Below is a plot of the probability of having a match versus the group size.

In [147]:
from bqplot import *
from bqplot.interacts import (IndexSelector)
from IPython.display import display
from ipywidgets import ToggleButtons, VBox, HTML, widgets

numpeople = range(80)
prob = list(map(pmatches, numpeople))

x_data = numpeople
y_data = prob

x_sc = LinearScale(min=0, dtype=int)
y_sc = LinearScale(min=0, max=1)

ax_x = Axis(label='group size', scale=x_sc, tick_format='0.0f')
ax_y = Axis(scale=y_sc, orientation='vertical', tick_format='0.2f')

line = Lines(x=x_data,
             y=y_data,
             scales={'x': x_sc, 'y': y_sc},
             colors=['blue'])
pt = Scatter(x=x_data,
             y=y_data,
             scales={'x': x_sc, 'y': y_sc},
             colors=['red'])

db_index = HTML(value='<h3>P(match in group of size 0) = 0.0</h3>')
## Now we try a selector made to display the y-value associated with a single x-value
index_sel = IndexSelector(scale=x_sc, marks=[line])
## Now we define a function that will be called when the selectors are interacted with
def index_change_callback(change):
    db_index.value = '<h3>P(match in group of size '+str(int(change.new))+') = '+str(pmatches(int(change.new)))+'</h3>'
index_sel.observe(index_change_callback, names=['selected'])
## Now we plot the figure
fig = Figure(axes=[ax_x, ax_y], marks=[line], interaction=index_sel)
widgets.VBox([fig, db_index])

+ Use the plot above to find the smallest number of people for which the probability of having a match is 50%. 
+ Use the plot above to find the smallest number of people for which the probability of having a match is 75% and 25%.

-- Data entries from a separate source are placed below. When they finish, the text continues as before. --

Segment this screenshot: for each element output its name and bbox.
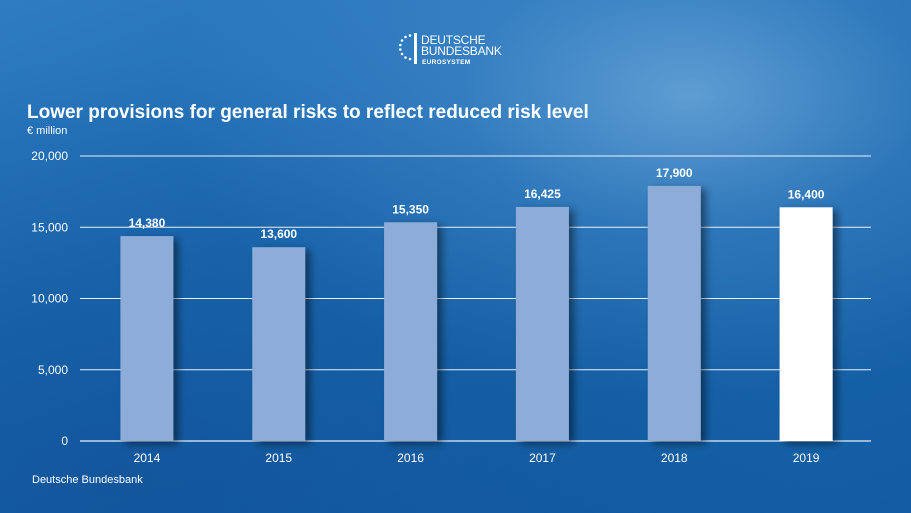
bar-2019: [779, 207, 833, 441]
x-tick-label: 2019: [793, 451, 820, 465]
bundesbank-logo: DEUTSCHE BUNDESBANK EUROSYSTEM: [397, 33, 517, 73]
logo-line-bundesbank: BUNDESBANK: [421, 44, 502, 58]
y-tick-label: 10,000: [31, 292, 68, 306]
logo-wordmark: DEUTSCHE BUNDESBANK: [421, 33, 502, 58]
y-tick-label: 0: [61, 434, 68, 448]
x-tick-label: 2018: [661, 451, 688, 465]
bar-2016: [384, 222, 438, 441]
y-tick-label: 15,000: [31, 220, 68, 234]
x-tick-label: 2016: [397, 451, 424, 465]
logo-divider: [414, 33, 417, 64]
x-tick-label: 2017: [529, 451, 556, 465]
data-label: 13,600: [260, 227, 297, 241]
data-label: 17,900: [656, 166, 693, 180]
logo-line-eurosystem: EUROSYSTEM: [422, 59, 471, 66]
bar-2014: [120, 236, 174, 441]
data-label: 15,350: [392, 202, 429, 216]
y-tick-label: 20,000: [31, 149, 68, 163]
logo-line-deutsche: DEUTSCHE: [421, 33, 486, 47]
chart-title: Lower provisions for general risks to re…: [27, 102, 589, 123]
x-tick-label: 2015: [265, 451, 292, 465]
bar-2017: [515, 206, 569, 441]
eu-stars-icon: [399, 34, 412, 61]
y-axis-unit-label: € million: [27, 125, 68, 137]
data-label: 14,380: [129, 216, 166, 230]
data-label: 16,425: [524, 187, 561, 201]
bar-2018: [647, 185, 701, 441]
y-tick-label: 5,000: [38, 363, 68, 377]
source-note: Deutsche Bundesbank: [32, 474, 143, 486]
data-label: 16,400: [788, 187, 825, 201]
bar-2015: [252, 247, 306, 441]
x-tick-label: 2014: [134, 451, 161, 465]
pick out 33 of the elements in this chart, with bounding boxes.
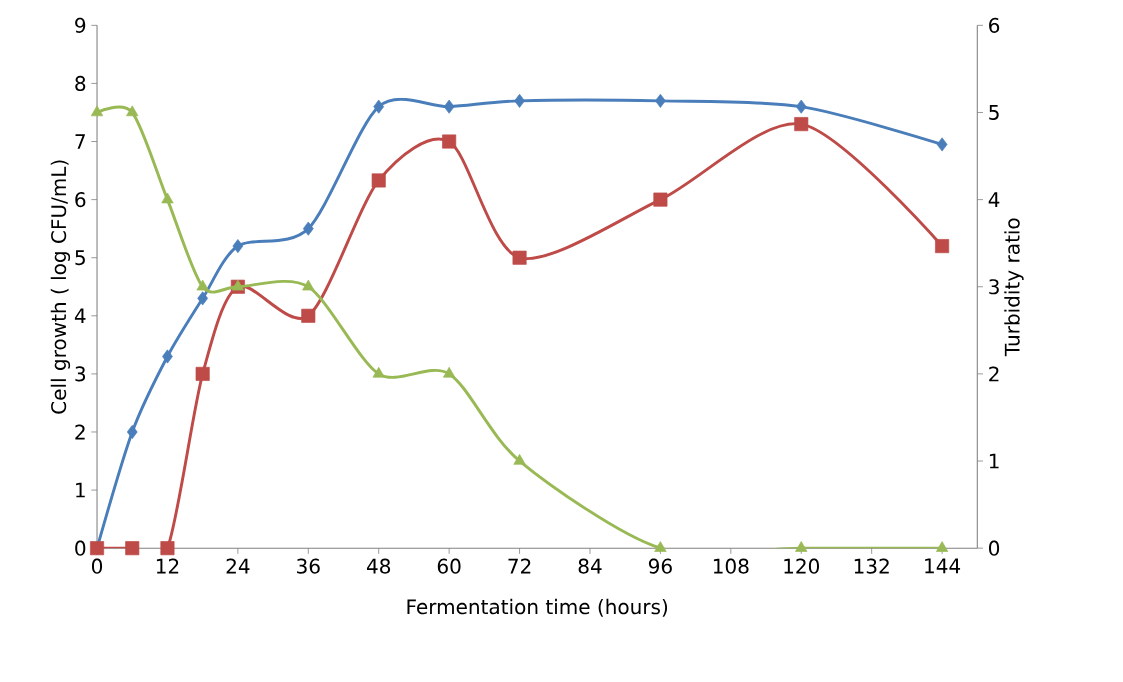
x-tick-label: 12 bbox=[156, 558, 179, 574]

*Hints*: `P(match in group of size 23) = 0.5073`, `P(match in group of size 15) = 0.2529`, `P(match in group of size 32) = 0.7533`.

*Answers*: `23`, `15`, `32`.

Hopefully this simple example has illustrateed that we need to learn some new mathematical tools if we want to reason quantitatively about uncertain events. Hopefully it has also illustrated that our intuitions can fool us.